I remember a scripture,
When I was a child, I spoke as a child, I understood as a child, I thought as a child; but when I became a man, I put away childish things.
Another comes to mind Hebrews 5:11–14 that seems to scold that listeners ought be mature by now, eating solid food rather than merely milk. The concern is that we ought to become mature. But what about Jesus saying that we must come to the Father as a child? Are these a contradiction to that?
But what about those youth? The ones who have been brought up in a Christian home by Christian parents. Some will be there who are friends of children that have Christian parents. What brings them here? One has to wonder. This whole paradigm brings to mind a story from my life.
The Octopus Story
My son Ashton grew up going to The Vancouver Aquarium. Very early on we learned that the best thing to do for the young man was to get season passes. This took the pressure off of us trying to “get our money’s worth,” and the way it did that was he could look at whatever he wanted to look at, whatever caught his interest.
We would walk along at our own pace. He would sometimes run ahead, but not too far out of reach, and every once in a while he would come running back to make sure we were still there. So all of his discoveries were quite honestly his own—nothing that we shoved down his throat. We just provided him with the environment, and he really loved it.
Then there came a day when he was maybe 10 to 12 years old, and we were in that same routine, walking through the Aquarium. We also of course had our own interest, things that we like to see. One of them for me was the octopus.
They kept him in a small tank compared to all the other sizes. It was small. This particular day the octopus was out in all his glory. He was big and puffy and red—his feet, I guess they were—his legs were dangling down in front of us. The tank was maybe 8 feet high by 4’ x 4’. And there was a rock there, and a cave, I suppose, seaweed and various other underwater plants, and some fish swimming around.
And I wondered why this great beast was not snacking on the fish.
So just within reach of me, I saw a man who had a name tag on, and I don’t know what it said, but I figured he was an Aquarium guy, so I asked him, “Hey how come the octopus ain’t eating the fish?”
Well, he immediately told me that they kept the octopus very well fed, and that meant the octopus simply wasn’t hungry.
Not very satisfied with this answer, I turned to my son who had noticed the octopus and had already begun walking to some other interest of his, and I said, “Hey Ashton, how come the octopus isn’t eating the fish?”
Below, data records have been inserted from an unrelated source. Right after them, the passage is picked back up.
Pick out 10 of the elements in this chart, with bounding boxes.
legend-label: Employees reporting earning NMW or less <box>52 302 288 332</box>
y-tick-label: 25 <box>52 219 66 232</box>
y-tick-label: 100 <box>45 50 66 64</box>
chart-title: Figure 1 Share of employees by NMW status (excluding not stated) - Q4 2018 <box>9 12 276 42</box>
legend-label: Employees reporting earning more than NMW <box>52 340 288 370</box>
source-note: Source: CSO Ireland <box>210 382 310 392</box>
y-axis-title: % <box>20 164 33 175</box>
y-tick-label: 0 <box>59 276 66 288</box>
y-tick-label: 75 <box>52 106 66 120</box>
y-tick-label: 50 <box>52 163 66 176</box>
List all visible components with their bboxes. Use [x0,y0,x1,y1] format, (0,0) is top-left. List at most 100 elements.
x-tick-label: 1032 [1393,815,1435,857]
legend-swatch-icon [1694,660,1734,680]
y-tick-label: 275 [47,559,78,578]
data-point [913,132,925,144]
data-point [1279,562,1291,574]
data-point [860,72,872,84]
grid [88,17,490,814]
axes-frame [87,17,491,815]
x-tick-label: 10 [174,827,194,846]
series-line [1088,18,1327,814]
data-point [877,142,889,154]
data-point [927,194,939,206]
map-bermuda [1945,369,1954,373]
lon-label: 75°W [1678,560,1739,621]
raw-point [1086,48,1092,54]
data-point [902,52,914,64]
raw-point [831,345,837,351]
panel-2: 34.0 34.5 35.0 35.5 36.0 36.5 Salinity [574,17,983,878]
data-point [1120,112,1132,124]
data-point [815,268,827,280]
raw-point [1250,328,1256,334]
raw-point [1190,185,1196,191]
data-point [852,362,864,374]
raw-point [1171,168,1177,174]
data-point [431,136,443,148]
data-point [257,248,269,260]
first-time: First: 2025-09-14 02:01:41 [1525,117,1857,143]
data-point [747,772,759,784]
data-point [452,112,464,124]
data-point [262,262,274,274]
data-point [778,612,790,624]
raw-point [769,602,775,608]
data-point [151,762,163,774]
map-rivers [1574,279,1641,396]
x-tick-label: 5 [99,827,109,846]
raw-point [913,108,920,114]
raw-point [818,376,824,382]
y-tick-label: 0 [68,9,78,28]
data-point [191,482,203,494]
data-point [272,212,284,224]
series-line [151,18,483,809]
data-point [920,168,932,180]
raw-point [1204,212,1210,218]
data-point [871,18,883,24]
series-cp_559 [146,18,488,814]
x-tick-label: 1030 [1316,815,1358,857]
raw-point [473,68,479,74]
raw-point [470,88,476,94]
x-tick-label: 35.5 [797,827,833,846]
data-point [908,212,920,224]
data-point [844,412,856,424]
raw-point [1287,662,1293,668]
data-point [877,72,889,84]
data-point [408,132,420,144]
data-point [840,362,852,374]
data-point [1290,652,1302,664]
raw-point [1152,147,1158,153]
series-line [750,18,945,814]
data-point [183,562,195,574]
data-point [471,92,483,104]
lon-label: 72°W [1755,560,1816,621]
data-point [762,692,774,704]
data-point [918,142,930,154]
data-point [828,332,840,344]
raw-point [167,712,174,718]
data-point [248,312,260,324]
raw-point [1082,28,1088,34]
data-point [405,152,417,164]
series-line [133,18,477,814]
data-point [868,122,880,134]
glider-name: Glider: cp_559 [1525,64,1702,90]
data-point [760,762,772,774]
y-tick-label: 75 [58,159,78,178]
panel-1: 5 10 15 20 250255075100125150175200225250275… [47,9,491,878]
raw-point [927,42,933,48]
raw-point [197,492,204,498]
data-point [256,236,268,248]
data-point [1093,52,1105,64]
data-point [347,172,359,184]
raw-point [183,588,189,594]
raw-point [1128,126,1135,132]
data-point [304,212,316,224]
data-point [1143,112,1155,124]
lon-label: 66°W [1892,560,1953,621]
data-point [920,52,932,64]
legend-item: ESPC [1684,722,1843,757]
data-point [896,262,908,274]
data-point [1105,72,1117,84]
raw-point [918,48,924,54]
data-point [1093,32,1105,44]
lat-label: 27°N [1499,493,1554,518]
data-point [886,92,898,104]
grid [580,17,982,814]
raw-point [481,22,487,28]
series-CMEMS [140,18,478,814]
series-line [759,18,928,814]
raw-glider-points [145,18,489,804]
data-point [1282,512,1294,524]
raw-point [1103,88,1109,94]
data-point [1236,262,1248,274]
You know it’s not so much the answer that Ashton gave me that always brings this story to its full significance for me, but the way that he gave it.
He was bored with the information. He was irritated that I was interrupting his flow. And he was quite confident.
He said, “They eat crustaceans.”
So being the beggar of a father that I am I waited until I got home, because back in those days I didn’t have a phone with the capabilities that I do now, and I googled it and found out that lo and behold octopus eat fish that don’t share their toys, also known as shellfish.
That moment has always stayed with me.
I was the one thrilled with the Octopus.
For Ashton that day there was something else on his mind.